3    Modern gezegd: heb ik alleen batterijen in de zaklamp, of heb ik ook reserve-batterijen meegenomen? In het laatste geval ben ik beter op alle dingen voorbereid, dan in het eerste geval.

     Calvijn zegt: het gaat er maar om dat we niet voor een klein poosje ijverig zijn, maar dat we het blijven. Dit nu leren we ook uit een ander woord van de Heere Jezus in Mattheüs 10 vers 22. Hier heeft Hij het over vervolgingen, en het gevaar, dus, om toe te geven, het geloof en Christus te verloochenen. Daarom zegt Hij:

"Gij zult door allen gehaat worden om Mijn Naam; maar wie volstandig zal blijven tot het einde, die zal zalig worden."

De gelijkenis van de vijf wijze en vijf dwaze maagden heeft Hij gesproken tot Zijn discipelen. De waarschuwing is gericht aan het adres van de ware gelovigen. Het is dus niet alleen voor de naamchristen en de schijngelovige. Maar het is (ook) voor de oprechte kinderen van God.

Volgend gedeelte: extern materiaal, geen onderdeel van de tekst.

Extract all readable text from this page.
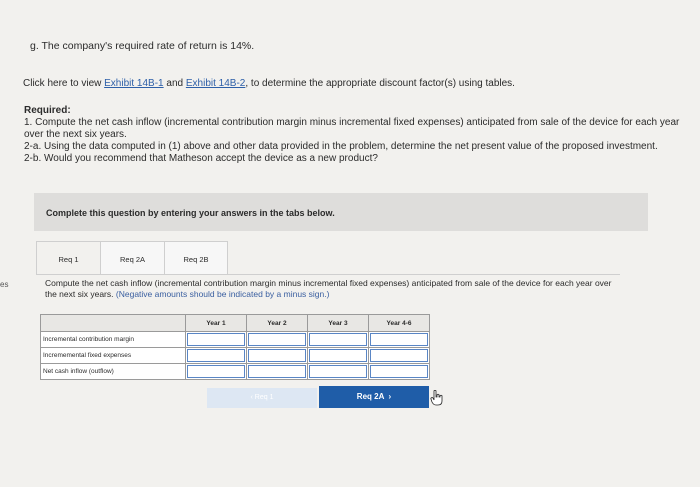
es
g. The company's required rate of return is 14%.
Click here to view Exhibit 14B-1 and Exhibit 14B-2, to determine the appropriate discount factor(s) using tables.
Required:
1. Compute the net cash inflow (incremental contribution margin minus incremental fixed expenses) anticipated from sale of the device for each year over the next six years.
2-a. Using the data computed in (1) above and other data provided in the problem, determine the net present value of the proposed investment.
2-b. Would you recommend that Matheson accept the device as a new product?
Complete this question by entering your answers in the tabs below.
Req 1	Req 2A	Req 2B
Compute the net cash inflow (incremental contribution margin minus incremental fixed expenses) anticipated from sale of the device for each year over the next six years. (Negative amounts should be indicated by a minus sign.)
	Year 1	Year 2	Year 3	Year 4-6
Incremental contribution margin	

Incrememental fixed expenses	

Net cash inflow (outflow)	

‹ Req 1	Req 2A  ›
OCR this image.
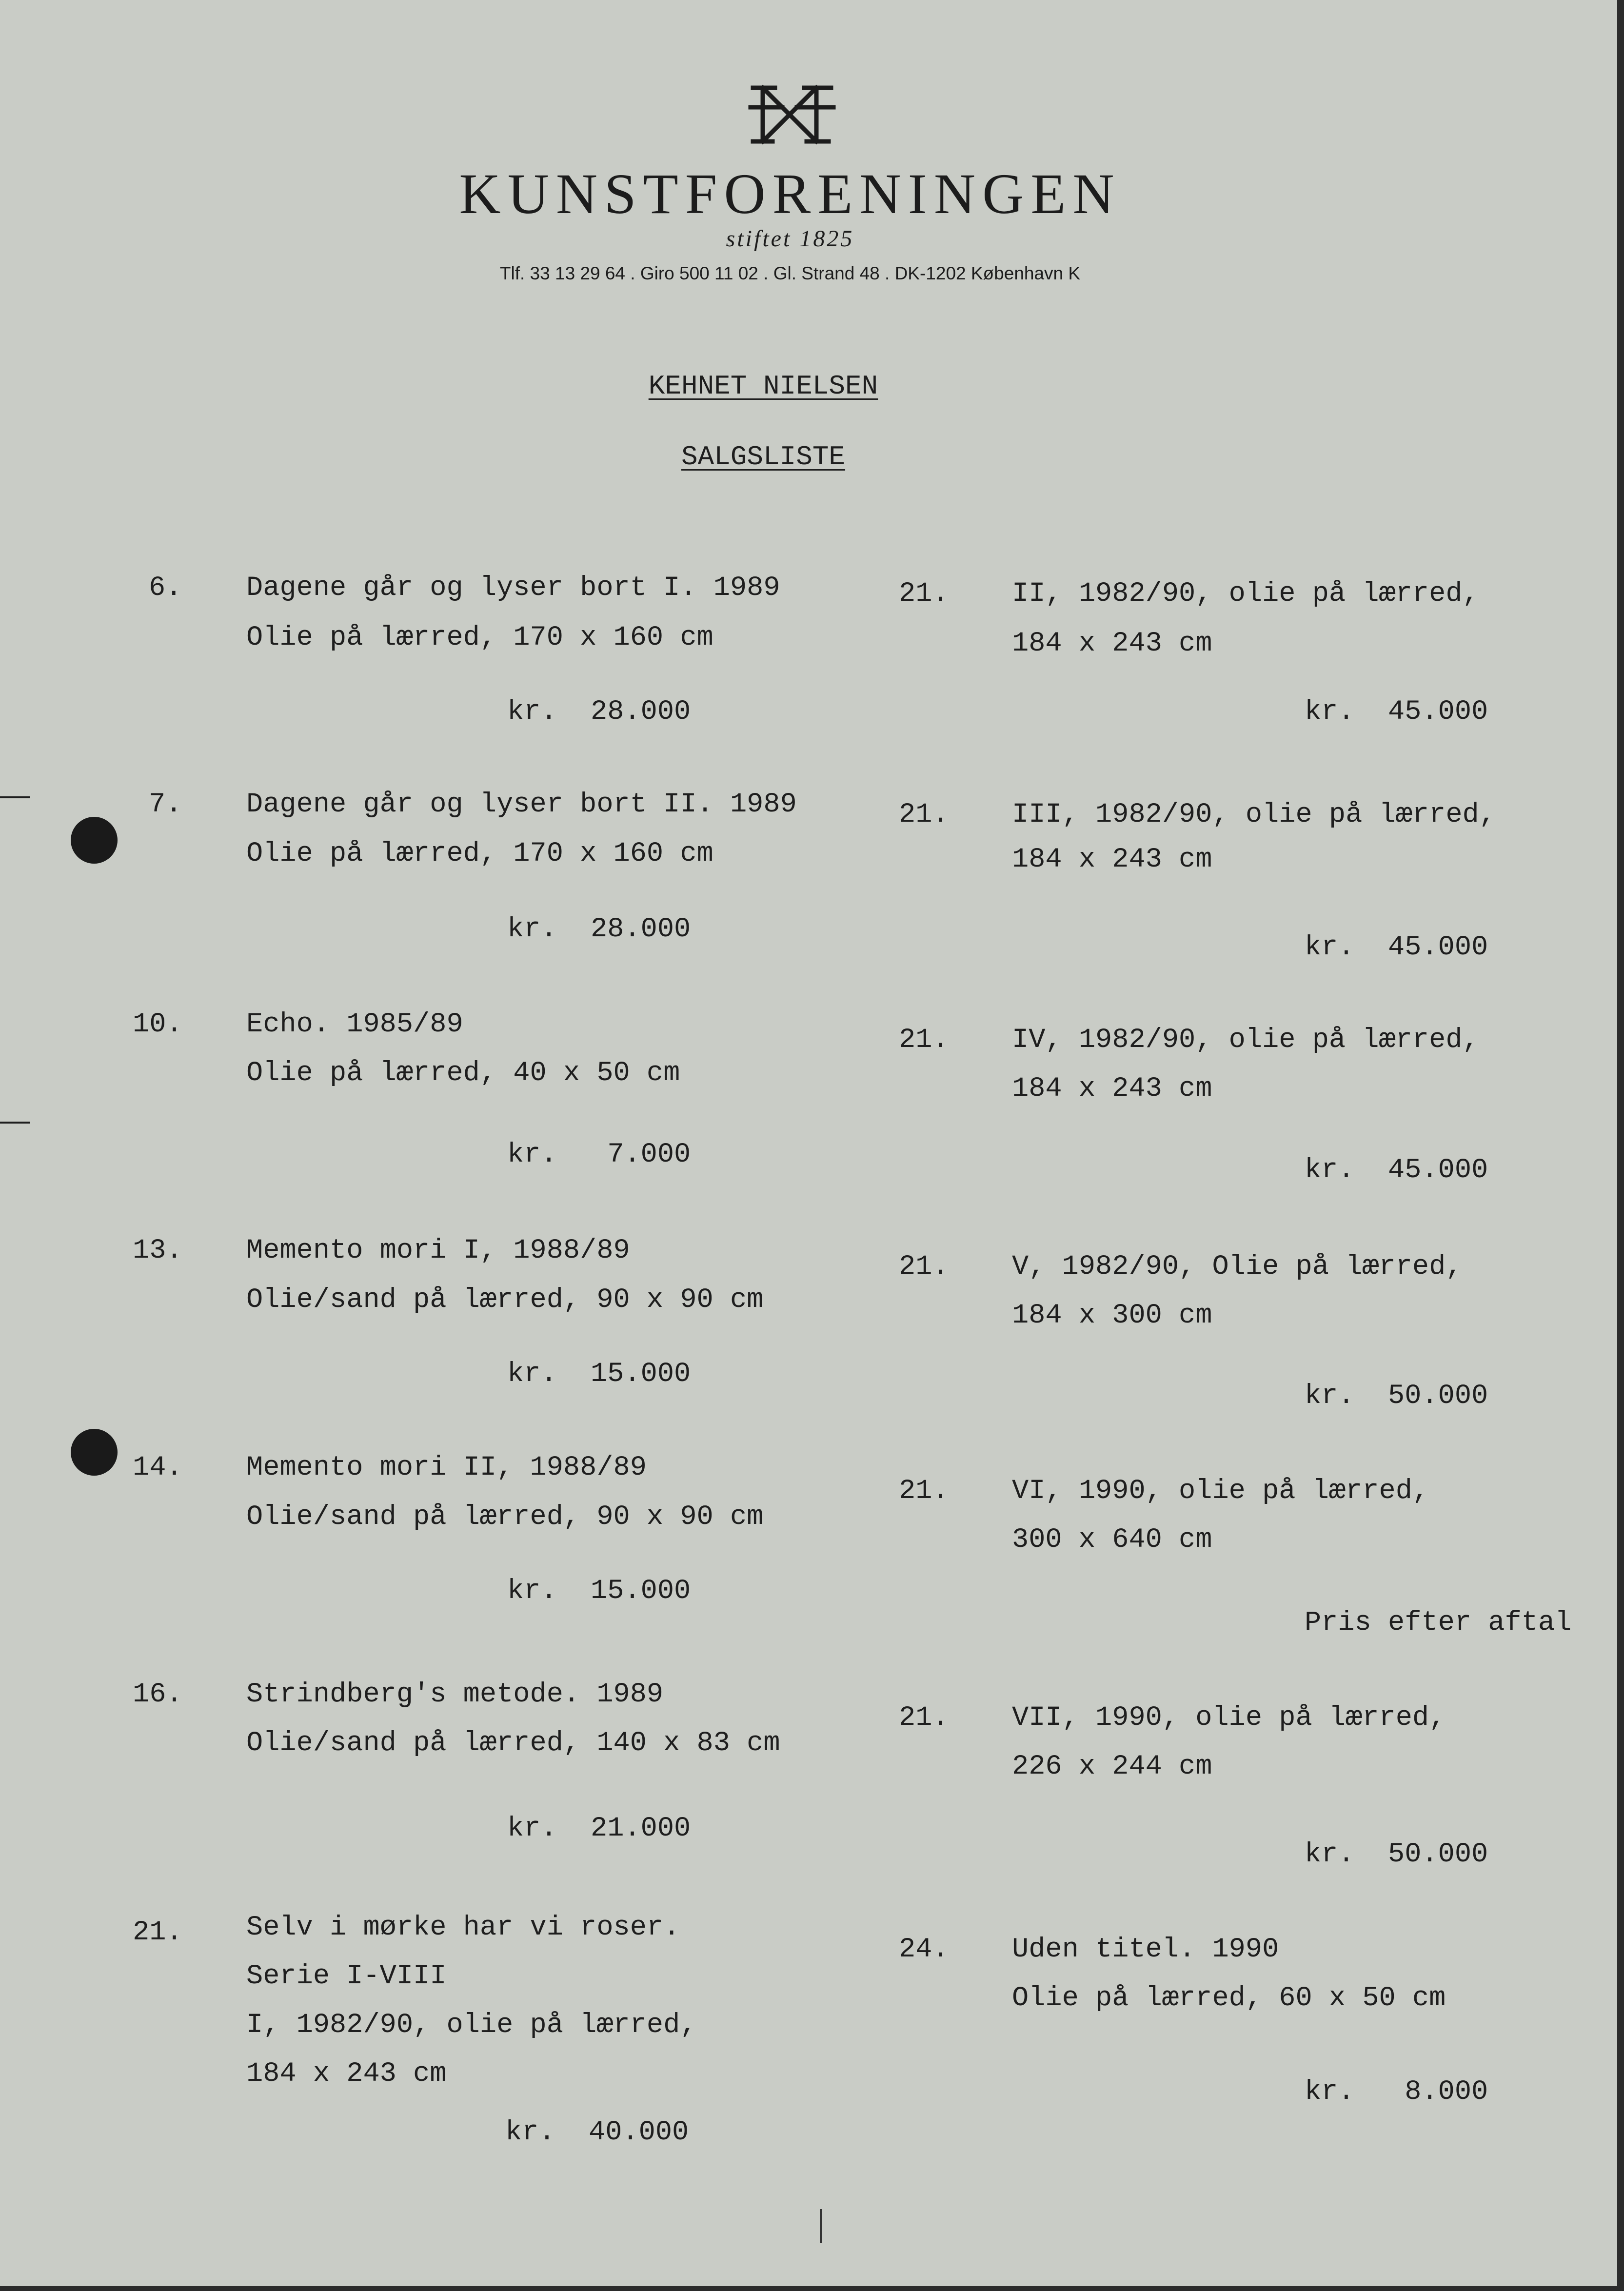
KUNSTFORENINGEN
stiftet 1825
Tlf. 33 13 29 64 . Giro 500 11 02 . Gl. Strand 48 . DK-1202 København K
KEHNET NIELSEN
SALGSLISTE
6.	Dagene går og lyser bort I. 1989
Olie på lærred, 170 x 160 cm
kr.  28.000
7.	Dagene går og lyser bort II. 1989
Olie på lærred, 170 x 160 cm
kr.  28.000
10.	Echo. 1985/89
Olie på lærred, 40 x 50 cm
kr.   7.000
13.	Memento mori I, 1988/89
Olie/sand på lærred, 90 x 90 cm
kr.  15.000
14.	Memento mori II, 1988/89
Olie/sand på lærred, 90 x 90 cm
kr.  15.000
16.	Strindberg's metode. 1989
Olie/sand på lærred, 140 x 83 cm
kr.  21.000
21.	Selv i mørke har vi roser.
Serie I-VIII
I, 1982/90, olie på lærred,
184 x 243 cm
kr.  40.000
21.	II, 1982/90, olie på lærred,
184 x 243 cm
kr.  45.000
21.	III, 1982/90, olie på lærred,
184 x 243 cm
kr.  45.000
21.	IV, 1982/90, olie på lærred,
184 x 243 cm
kr.  45.000
21.	V, 1982/90, Olie på lærred,
184 x 300 cm
kr.  50.000
21.	VI, 1990, olie på lærred,
300 x 640 cm
Pris efter aftal
21.	VII, 1990, olie på lærred,
226 x 244 cm
kr.  50.000
24.	Uden titel. 1990
Olie på lærred, 60 x 50 cm
kr.   8.000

     Misschien denk je: maar die zullen toch zeker zalig worden?! Die behoren toch (automatisch) tot de vijf wijze maagden?! Of kan het zijn dat een kind van God verloren gaat? Dat je als kind van God tot de vijf dwaze maagden gaat behoren?

     Het antwoord is: wie meent te staan, zie toe dat hij niet valle ...!

     Jezus waarschuwt Zijn discipelen allemaal; niet alleen Judas, maar ook Petrus en Jakobus en Mattheüs. Waarom waarschuwt Hij ze toch? Zij kunnen toch niet verloren gaan in der eeuwigheid?!

     Luister, de manier waarop God Zijn kinderen uiteindelijk doet zalig worden, is nu net deze: waarschuwen, tot zelfonderzoek aansporen, waakzaam maken. Let maar op twee gelijksoortige uitspraken van Jezus tot Zijn discipelen, in Lukas (17 vers 32):

"Gedenkt aan de vrouw van Lot."

En hoofdstuk 21 vers 34-36:

"Wacht u dat uw harten niet te eniger tijd bezwaard worden met brasserij en dronkenschap, en zorgvuldigheden van dit leven, en dat die dag u niet onvoorziens overkomt. Waakt dan te allen tijd."

Terwijl Jezus net tevoren (vers 18) tot hen zegt:

"Niet één haar uit uw hoofd zal verloren gaan."

De gelijkenis van de tien meisjes leert ons dat eenmaal de deur gesloten zal zijn, niet alleen voor heidenen en openbare wereldlingen, maar ook voor nette en zeer godsdienstige kerkgangers ... Ook voor jou, wanneer je niet 'olie in je vaten hebt'.